One sequence dips its toe a little too deeply into cheesy sentimentality, with the brothers bonding over grainy old childhood home video footage. But it’s the relationship between Downey Jr and Duvall that drives the film. This leads us nicely into the concept of illness and age. There is one sequence in particular which I will focus on to discuss this. Whilst it is not a spoiler as such, I’d skip to the next paragraph if you don’t want to know ANYTHING about The Judge’s story. One scene features Hank looking after his father and assisting him as he a) vomits and b) shits himself. It’s an extremely powerful and hard-to-watch scene, and taken as part of a film about failing health and illness; it would’ve been Oscar bait. But I felt like it was out of place and in the wrong film here – as discussed, The Judge is mostly courtroom drama. This scene, although very well acted, surprised me with its inclusion in the film.

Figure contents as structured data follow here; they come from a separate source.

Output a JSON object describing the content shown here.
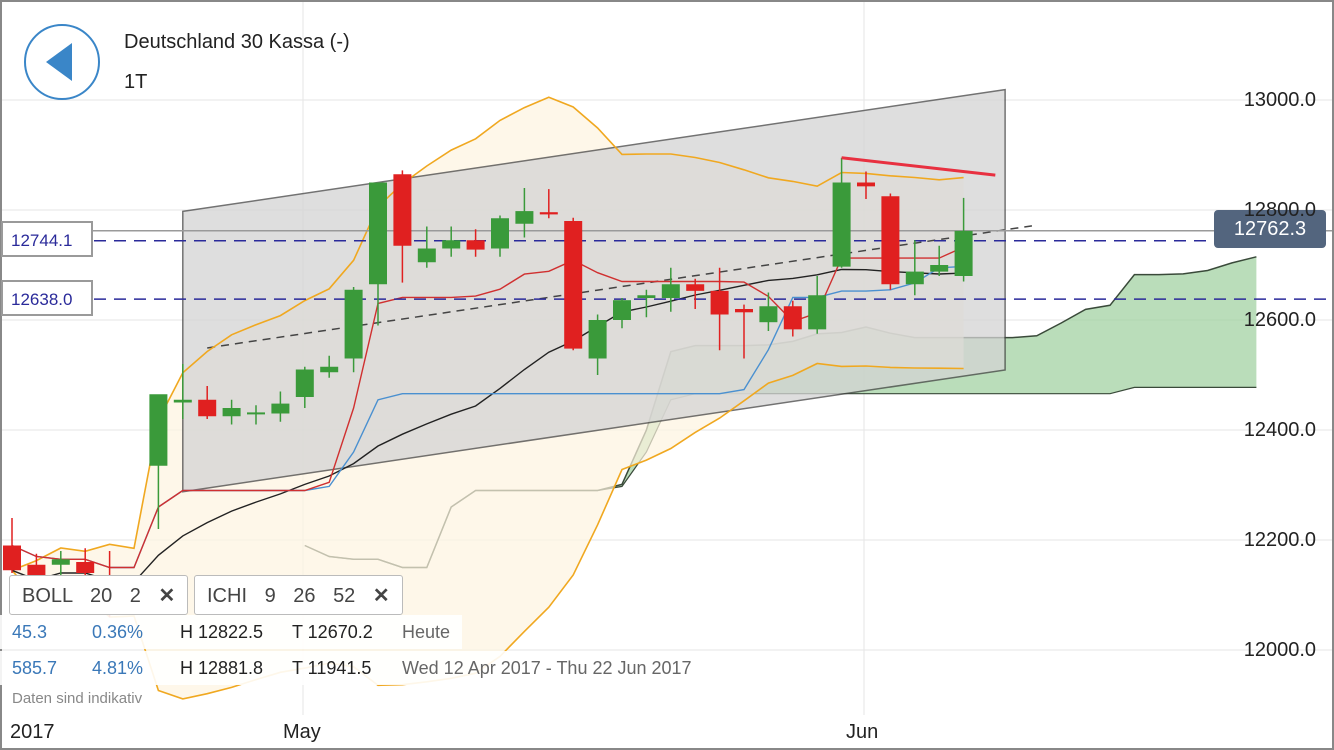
{
  "header": {
    "title": "Deutschland 30 Kassa (-)",
    "period": "1T"
  },
  "price_lines": {
    "upper_label": "12744.1",
    "lower_label": "12638.0",
    "last_price": "12762.3"
  },
  "indicators": {
    "boll": {
      "name": "BOLL",
      "p1": "20",
      "p2": "2"
    },
    "ichi": {
      "name": "ICHI",
      "p1": "9",
      "p2": "26",
      "p3": "52"
    }
  },
  "stats": {
    "today": {
      "change": "45.3",
      "change_pct": "0.36%",
      "high": "H 12822.5",
      "low": "T 12670.2",
      "label": "Heute"
    },
    "range": {
      "change": "585.7",
      "change_pct": "4.81%",
      "high": "H 12881.8",
      "low": "T 11941.5",
      "label": "Wed 12 Apr 2017 - Thu 22 Jun 2017"
    }
  },
  "disclaimer": "Daten sind indikativ",
  "colors": {
    "up": "#3a9a3a",
    "down": "#e02020",
    "boll": "#f0a820",
    "tenkan": "#d03030",
    "kijun": "#4a90d0",
    "kumo": "#9dcf9d",
    "channel": "#d4d4d4",
    "trend": "#e83040"
  },
  "chart_data": {
    "type": "candlestick",
    "ylim": [
      11900,
      13100
    ],
    "yticks": [
      "13000.0",
      "12800.0",
      "12600.0",
      "12400.0",
      "12200.0",
      "12000.0"
    ],
    "xticks": [
      "2017",
      "May",
      "Jun"
    ],
    "candles": [
      {
        "o": 12190,
        "h": 12240,
        "l": 12140,
        "c": 12145
      },
      {
        "o": 12155,
        "h": 12175,
        "l": 12100,
        "c": 12110
      },
      {
        "o": 12155,
        "h": 12180,
        "l": 12090,
        "c": 12165
      },
      {
        "o": 12160,
        "h": 12185,
        "l": 12120,
        "c": 12140
      },
      {
        "o": 12080,
        "h": 12180,
        "l": 12060,
        "c": 12070
      },
      {
        "o": 12100,
        "h": 12130,
        "l": 12075,
        "c": 12110
      },
      {
        "o": 12335,
        "h": 12460,
        "l": 12220,
        "c": 12465
      },
      {
        "o": 12450,
        "h": 12520,
        "l": 12420,
        "c": 12455
      },
      {
        "o": 12455,
        "h": 12480,
        "l": 12420,
        "c": 12425
      },
      {
        "o": 12425,
        "h": 12455,
        "l": 12410,
        "c": 12440
      },
      {
        "o": 12430,
        "h": 12445,
        "l": 12410,
        "c": 12432
      },
      {
        "o": 12430,
        "h": 12470,
        "l": 12415,
        "c": 12448
      },
      {
        "o": 12460,
        "h": 12515,
        "l": 12440,
        "c": 12510
      },
      {
        "o": 12505,
        "h": 12535,
        "l": 12495,
        "c": 12515
      },
      {
        "o": 12530,
        "h": 12660,
        "l": 12505,
        "c": 12655
      },
      {
        "o": 12665,
        "h": 12850,
        "l": 12590,
        "c": 12850
      },
      {
        "o": 12865,
        "h": 12872,
        "l": 12668,
        "c": 12735
      },
      {
        "o": 12705,
        "h": 12770,
        "l": 12695,
        "c": 12730
      },
      {
        "o": 12730,
        "h": 12770,
        "l": 12715,
        "c": 12745
      },
      {
        "o": 12745,
        "h": 12765,
        "l": 12715,
        "c": 12728
      },
      {
        "o": 12730,
        "h": 12790,
        "l": 12715,
        "c": 12785
      },
      {
        "o": 12775,
        "h": 12840,
        "l": 12750,
        "c": 12798
      },
      {
        "o": 12796,
        "h": 12838,
        "l": 12785,
        "c": 12792
      },
      {
        "o": 12780,
        "h": 12786,
        "l": 12545,
        "c": 12548
      },
      {
        "o": 12530,
        "h": 12610,
        "l": 12500,
        "c": 12600
      },
      {
        "o": 12600,
        "h": 12640,
        "l": 12585,
        "c": 12636
      },
      {
        "o": 12640,
        "h": 12655,
        "l": 12605,
        "c": 12645
      },
      {
        "o": 12640,
        "h": 12695,
        "l": 12615,
        "c": 12665
      },
      {
        "o": 12665,
        "h": 12675,
        "l": 12620,
        "c": 12653
      },
      {
        "o": 12653,
        "h": 12695,
        "l": 12545,
        "c": 12610
      },
      {
        "o": 12620,
        "h": 12628,
        "l": 12530,
        "c": 12614
      },
      {
        "o": 12596,
        "h": 12650,
        "l": 12580,
        "c": 12625
      },
      {
        "o": 12625,
        "h": 12635,
        "l": 12570,
        "c": 12583
      },
      {
        "o": 12583,
        "h": 12680,
        "l": 12575,
        "c": 12645
      },
      {
        "o": 12697,
        "h": 12895,
        "l": 12695,
        "c": 12850
      },
      {
        "o": 12850,
        "h": 12870,
        "l": 12820,
        "c": 12843
      },
      {
        "o": 12825,
        "h": 12830,
        "l": 12655,
        "c": 12665
      },
      {
        "o": 12665,
        "h": 12745,
        "l": 12645,
        "c": 12688
      },
      {
        "o": 12688,
        "h": 12735,
        "l": 12680,
        "c": 12700
      },
      {
        "o": 12680,
        "h": 12822,
        "l": 12670,
        "c": 12762
      }
    ]
  }
}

So, have I reached a verdict? The Judge is, as predicted, a rather underwhelming mediocre piece, so rammed with cliché that it’s bursting at the sides. It was also overly long and narratively a little muddled at times; perhaps including things that were unnecessary and omitting things that would’ve helped it. However, it features a phenomenal performance from Robert Duvall that would’ve surely had a chance at winning the Oscar if it wasn’t for JK Simmons showing us all how it’s done in Whiplash, and is beautifully shot. This isn’t enough to save it from its shortcomings though, and the film will be forgotten before you can say ‘case dismissed’.

No further comment, your honour! On the whole, The Judge is found guilty of mediocrity and is sentenced to a score of 3/5.